The difficulties that faced Killinger and his FBI investigation were steep, as no prosecutors, jury members, key witnesses, etc. from the murder trial were alive to provide help. Slowly, over time, Killinger and the investigators in his squad, were able to uncover bits and pieces of substantial evidence that revealed the true nature of the week in 1955 in which Till was killed.
“We found a trial transcript, we found an alleged murder weapon, we found many things, many nuggets to facts,” Killinger said. “We are fact-finders. We seek the truth and we seek justice, and we may not have found justice in a way when you think of it, having a person in jail for Emmett Till, but what we did was we sparked a part of that civil rights cold case initiative that the FBI has today.
“We sparked over 100 investigations in the government, so now when you have 100 families with a little bit of hope and a 100 cases where we’ll find a little bit more of the truth.”
Killinger admitted he had no knowledge whatsoever about Till at the time he was assigned the case, prompting him to visit the library and begin his research. Killinger recalled reaching out to a man who was an attorney in the late ‘50s and early ‘60s, and asking him about Till’s murder.
“For about 30 seconds, there was no response, and we he finally spoke, he was almost in tears," Killinger said. "And he said, ‘Dale, I can barely speak about Emmett Till. It had such an impact on my life.’”
Killinger recounted how this was his first true glimpse into the deep impact this murder has had on generations of people, especially African-Americans.
Rev. Wheeler Parker, a Till family friend, gave personal accounts of how he traveled from Chicago to Mississippi with Till and the events that transpired while they were in the South -- one of the most gripping moments coming when Till was kidnapped right from the room in which Parker himself was staying.
Parker stressed the importance of the Till case, which is certainly relevant even in this day and age.

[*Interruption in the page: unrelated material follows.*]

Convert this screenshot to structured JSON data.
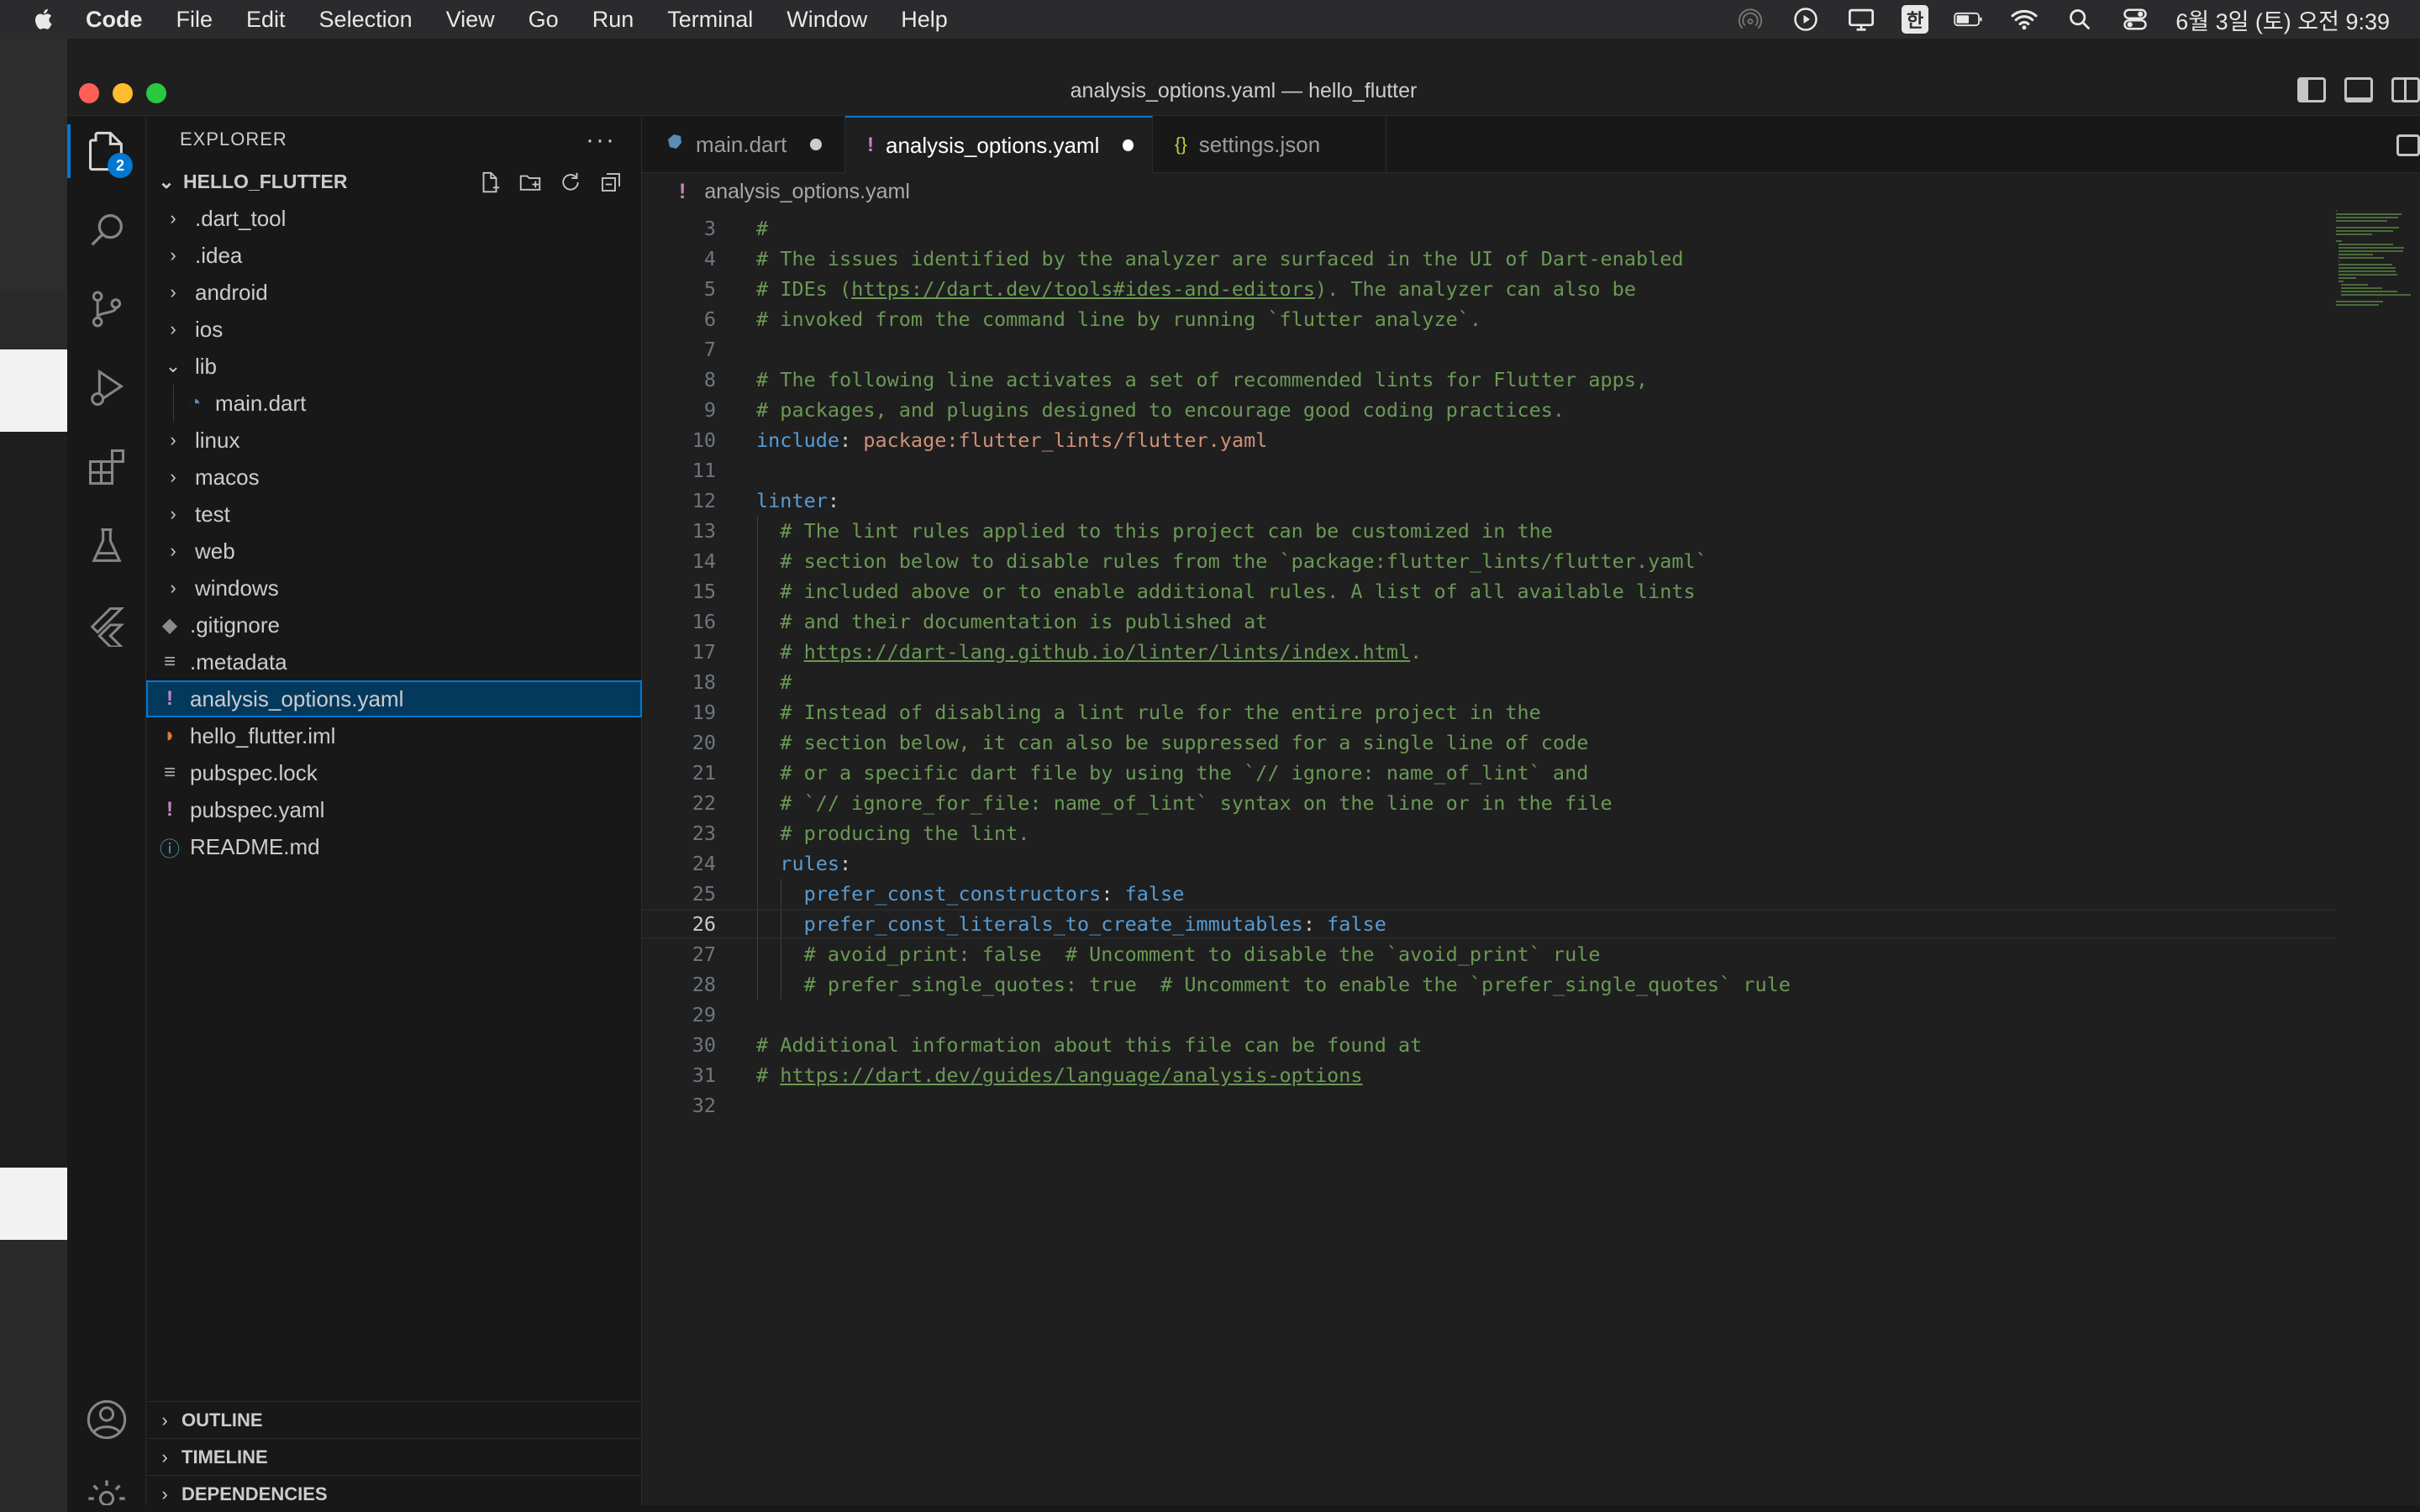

“We must talk about history, ‘cause if we don’t talk about history, you’re subject to repeat it,” Parker said. “Not only does history show where you were, [it shows] where you are, and where you need to go.”
Parker also illustrated how right after Till’s murder, subsequent events occurred that combined to spark the civil rights movement.
“Things really came together [after Till’s death], it was a conglomeration of Rosa Parks and other things that really snowballed and caused the civil rights movement and its beginnings,” said Parker.
The third presenter of the evening was Ed Donoghue, Regional Medical Examiner at the Georgia Bureau of Investigation in Savannah, Ga. Donoghue discussed the historic case from a purely concrete forensic science standpoint.
Donoghue’s presentation was in-depth and detailed, with visual aids projected onscreen to show autopsy reports and photos of Till after his body was discovered. This new analysis was key for medical examiners like Donoghue to investigate Till’s death thoroughly.
One unmistakable shred of evidence when identifying Till’s body was a ring he was wearing at the time of his death. This ring was a one-of-a-kind item, and Donoghue explained how “great care has to exercised in identifying bodies by personal effect.”
“Identification is a process where you compare information that was recorded before death with information that you obtain from the examination of the body,” according to Donoghue. “If they correlate, the identity is established.”